Feijóo y Urkullu abrillantan sus liderazgos y Pablo Iglesias se oscurece

El juego sucio en Galicia para provocar la abstención no dañará a Feijóo en un 12J con otros dos nombres: Urkullu al alza y un Pablo Iglesias en el precipicio.

 

 

 

Hace unos días, un estrecho colaborador de Pedro Sánchez decía que el resultado de las autonómicas gallegas y vascas estaba más que cantado: “En Euskadi sólo aspiramos a apuntalar al PNV y Galicia seguirá siendo el feudo del PP”. No creo se vaya a equivocar.

Las encuestas han sacado brillo a los liderazgos de Iñigo Urkullu y de Alberto Núñez Feijóo. La cita electoral deja en el aire otras incógnitas, alguna de las cuales ni siquiera quedará resuelta el 12-J, aunque pocas sobre quiénes serán los ganadores este domingo. Y ello, aunque el miedo es libre y los rebrotes pueden influir en el comportamiento ciudadano, así que una de esas dudas a estas horas es la participación.

¿Hasta qué punto? He ahí la cuestión. Un vistazo a la pirámide poblacional otorga al censo de mayor edad, por tanto quien más se cuida, la condición de potencial votante del PP y también del PNV, en dos comunidades autónomas particularmente envejecidas.

Tanto Feijóo como Urkullu, sobre todo el líder popular gallego, lo tienen muy presente. Que ese elector, siempre movilizado, decidiese en esta ocasión quedarse en casa castigaría al centro-derecha. De ahí que evitar una abstención elevada haya sido el principal empeño de Alberto Núñez Feijóo en la carrera a las urnas.

Sin alternativa

Su recado de “ir a un colegio electoral es lo mismo que ir a una farmacia” cobra todo el sentido en el contexto de esta cuarta reválida por obligada mayoría absoluta. En su caso, no hay otra posibilidad.  Enfrente, como alternativa, una coalición gubernamental de diez partidos. O sea, el caos en Galicia.

 

 

Así que está más vigente que nunca el “yo o el caos” del candidato del PP a la Xunta, quien está consolidando su hegemonía presentándose como lo que es: un político experto posicionado en la “centralidad” y alejado de cualquier extremo.

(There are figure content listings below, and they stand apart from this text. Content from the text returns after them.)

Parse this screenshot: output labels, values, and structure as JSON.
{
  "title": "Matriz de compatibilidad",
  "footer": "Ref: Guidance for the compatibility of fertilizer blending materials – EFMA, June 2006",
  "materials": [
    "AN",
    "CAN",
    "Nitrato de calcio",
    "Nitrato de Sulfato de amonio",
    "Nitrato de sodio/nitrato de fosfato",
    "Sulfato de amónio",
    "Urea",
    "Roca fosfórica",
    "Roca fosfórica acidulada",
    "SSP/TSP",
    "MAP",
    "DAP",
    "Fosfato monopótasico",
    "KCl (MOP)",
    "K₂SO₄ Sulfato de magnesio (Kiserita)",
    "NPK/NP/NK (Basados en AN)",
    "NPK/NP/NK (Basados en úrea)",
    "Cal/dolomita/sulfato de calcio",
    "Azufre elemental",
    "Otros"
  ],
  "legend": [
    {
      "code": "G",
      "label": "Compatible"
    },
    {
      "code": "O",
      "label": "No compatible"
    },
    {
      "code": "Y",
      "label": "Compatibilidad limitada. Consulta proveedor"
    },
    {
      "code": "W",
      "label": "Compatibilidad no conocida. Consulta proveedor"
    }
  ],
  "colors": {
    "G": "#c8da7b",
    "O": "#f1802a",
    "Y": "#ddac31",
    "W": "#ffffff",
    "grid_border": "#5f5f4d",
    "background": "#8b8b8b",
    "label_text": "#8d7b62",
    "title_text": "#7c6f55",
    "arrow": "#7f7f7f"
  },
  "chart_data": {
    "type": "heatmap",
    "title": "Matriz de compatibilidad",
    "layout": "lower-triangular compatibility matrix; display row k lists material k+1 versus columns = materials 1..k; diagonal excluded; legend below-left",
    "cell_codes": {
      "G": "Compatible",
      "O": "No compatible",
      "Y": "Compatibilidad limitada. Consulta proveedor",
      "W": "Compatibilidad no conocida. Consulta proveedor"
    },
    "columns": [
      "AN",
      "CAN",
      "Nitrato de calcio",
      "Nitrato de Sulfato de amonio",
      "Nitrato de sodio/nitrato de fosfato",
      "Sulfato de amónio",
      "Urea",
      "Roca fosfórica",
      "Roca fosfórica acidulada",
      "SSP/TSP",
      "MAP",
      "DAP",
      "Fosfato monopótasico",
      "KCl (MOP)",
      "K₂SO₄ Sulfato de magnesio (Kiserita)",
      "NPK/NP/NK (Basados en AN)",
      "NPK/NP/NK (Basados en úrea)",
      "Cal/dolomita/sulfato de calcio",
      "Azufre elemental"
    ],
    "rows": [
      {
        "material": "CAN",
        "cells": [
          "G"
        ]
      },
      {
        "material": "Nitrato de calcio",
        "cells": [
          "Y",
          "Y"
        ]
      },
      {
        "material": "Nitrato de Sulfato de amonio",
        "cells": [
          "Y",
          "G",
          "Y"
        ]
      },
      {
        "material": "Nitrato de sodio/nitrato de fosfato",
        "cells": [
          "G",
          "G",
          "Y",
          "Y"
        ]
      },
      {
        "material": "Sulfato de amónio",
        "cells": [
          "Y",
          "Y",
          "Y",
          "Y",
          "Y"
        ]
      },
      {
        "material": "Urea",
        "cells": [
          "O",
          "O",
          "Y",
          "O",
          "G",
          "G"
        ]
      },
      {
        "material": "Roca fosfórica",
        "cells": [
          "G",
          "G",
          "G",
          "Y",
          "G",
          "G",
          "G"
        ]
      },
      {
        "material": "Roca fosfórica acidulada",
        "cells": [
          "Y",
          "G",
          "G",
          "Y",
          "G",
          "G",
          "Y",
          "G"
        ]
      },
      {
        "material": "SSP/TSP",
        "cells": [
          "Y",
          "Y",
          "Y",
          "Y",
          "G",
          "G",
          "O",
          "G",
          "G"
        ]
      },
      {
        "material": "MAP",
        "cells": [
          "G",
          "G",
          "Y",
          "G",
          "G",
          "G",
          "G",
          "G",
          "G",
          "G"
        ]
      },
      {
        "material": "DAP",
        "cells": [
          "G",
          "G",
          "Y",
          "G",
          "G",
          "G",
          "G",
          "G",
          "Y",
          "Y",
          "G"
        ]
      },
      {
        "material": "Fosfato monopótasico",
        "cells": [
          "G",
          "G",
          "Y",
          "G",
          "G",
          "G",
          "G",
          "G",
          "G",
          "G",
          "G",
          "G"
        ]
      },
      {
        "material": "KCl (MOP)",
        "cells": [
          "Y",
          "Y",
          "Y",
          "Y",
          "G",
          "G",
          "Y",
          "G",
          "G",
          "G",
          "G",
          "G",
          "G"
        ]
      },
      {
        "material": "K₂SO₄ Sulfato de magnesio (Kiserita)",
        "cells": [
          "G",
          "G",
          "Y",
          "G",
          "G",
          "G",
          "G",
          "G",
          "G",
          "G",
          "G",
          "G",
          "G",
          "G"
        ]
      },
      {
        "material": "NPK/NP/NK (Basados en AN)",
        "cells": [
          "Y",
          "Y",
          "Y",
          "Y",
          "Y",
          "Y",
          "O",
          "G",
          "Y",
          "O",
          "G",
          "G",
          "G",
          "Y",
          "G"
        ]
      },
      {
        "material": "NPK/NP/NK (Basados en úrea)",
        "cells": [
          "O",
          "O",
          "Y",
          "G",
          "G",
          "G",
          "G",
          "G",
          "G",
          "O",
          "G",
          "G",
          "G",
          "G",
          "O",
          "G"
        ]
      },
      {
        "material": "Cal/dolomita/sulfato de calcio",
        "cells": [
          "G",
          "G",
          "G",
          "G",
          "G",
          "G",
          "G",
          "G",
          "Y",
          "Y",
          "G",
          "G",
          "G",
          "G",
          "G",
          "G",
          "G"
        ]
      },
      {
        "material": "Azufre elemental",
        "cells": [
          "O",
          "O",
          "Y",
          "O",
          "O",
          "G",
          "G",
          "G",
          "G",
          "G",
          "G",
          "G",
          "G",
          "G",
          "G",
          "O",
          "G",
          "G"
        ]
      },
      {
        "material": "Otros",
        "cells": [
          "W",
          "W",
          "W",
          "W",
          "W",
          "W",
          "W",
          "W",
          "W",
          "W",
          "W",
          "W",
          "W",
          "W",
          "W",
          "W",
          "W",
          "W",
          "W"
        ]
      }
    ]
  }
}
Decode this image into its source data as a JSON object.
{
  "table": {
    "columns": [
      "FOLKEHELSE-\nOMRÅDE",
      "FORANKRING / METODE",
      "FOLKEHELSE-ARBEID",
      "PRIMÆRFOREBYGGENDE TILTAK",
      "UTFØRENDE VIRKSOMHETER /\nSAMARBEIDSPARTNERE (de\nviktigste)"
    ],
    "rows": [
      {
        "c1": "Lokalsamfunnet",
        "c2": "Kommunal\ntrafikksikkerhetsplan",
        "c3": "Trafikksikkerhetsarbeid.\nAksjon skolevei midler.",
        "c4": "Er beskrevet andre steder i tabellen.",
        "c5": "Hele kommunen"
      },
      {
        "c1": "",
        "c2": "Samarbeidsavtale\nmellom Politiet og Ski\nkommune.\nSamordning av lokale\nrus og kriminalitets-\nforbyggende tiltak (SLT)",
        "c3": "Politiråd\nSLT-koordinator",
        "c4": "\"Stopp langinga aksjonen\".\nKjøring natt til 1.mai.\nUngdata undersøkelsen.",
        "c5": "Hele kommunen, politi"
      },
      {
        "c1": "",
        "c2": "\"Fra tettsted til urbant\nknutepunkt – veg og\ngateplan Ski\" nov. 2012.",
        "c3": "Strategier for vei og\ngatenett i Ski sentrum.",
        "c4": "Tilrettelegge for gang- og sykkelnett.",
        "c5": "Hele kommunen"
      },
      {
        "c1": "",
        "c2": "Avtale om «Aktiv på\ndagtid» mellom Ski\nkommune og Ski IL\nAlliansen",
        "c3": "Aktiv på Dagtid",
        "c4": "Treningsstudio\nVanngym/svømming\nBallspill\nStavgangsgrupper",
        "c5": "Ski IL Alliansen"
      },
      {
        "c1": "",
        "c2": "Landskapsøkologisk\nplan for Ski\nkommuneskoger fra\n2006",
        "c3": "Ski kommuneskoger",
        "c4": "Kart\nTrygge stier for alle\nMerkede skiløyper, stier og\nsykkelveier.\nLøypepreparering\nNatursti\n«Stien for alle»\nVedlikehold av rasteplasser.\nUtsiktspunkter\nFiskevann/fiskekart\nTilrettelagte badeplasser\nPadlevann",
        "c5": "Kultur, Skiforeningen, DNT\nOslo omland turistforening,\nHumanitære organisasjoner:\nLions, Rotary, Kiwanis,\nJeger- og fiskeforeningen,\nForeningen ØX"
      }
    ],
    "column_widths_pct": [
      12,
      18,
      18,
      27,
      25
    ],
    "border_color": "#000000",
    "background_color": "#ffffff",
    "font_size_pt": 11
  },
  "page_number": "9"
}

Mientras, de manera casi obscena, al menos democráticamente hablando, conseguir una abstención elevada ha sido el eje sobre el que Partido Socialista de Galicia y Podemos han basado la recta final de su campaña electoral.

Ver a los candidatos socialistas y morados agitando la alarma por los rebrotes del virus, con A Mariña como principal zona afectada, y reclamando la suspensión puntual de las votaciones, ha sido un espectáculo poco gratificante. Lo nunca visto: candidatos que, en lugar de pedir a la gente que vaya a votar, juegan al desplome de la movilización.

 

Cualquier cosa con tal de conseguir una caprichosa carambola que permita a socialistas, comunistas y nacionalistas de todo pelo alcanzar una alternativa suficiente que tumbe a Feijóo. Escondiendo, por supuesto, que ese pacto a distintas bandas se produciría más tarde en los despachos, sin contar demasiado con lo que hubiesen dicho los votantes de manera directa.

Con todo, esa foto finish se antoja muy lejana, ante el más que previsible hundimiento morado. Hundimiento que, de producirse, hará que suenen las carcajadas en el ala oeste de La Moncloa. Porque el desplome de Podemos ahondaría en la debilidad de Pablo Iglesias, ya con la tierra temblando suficientemente bajo sus pies por el “caso Dina”. Así están las relaciones entre los coaligados.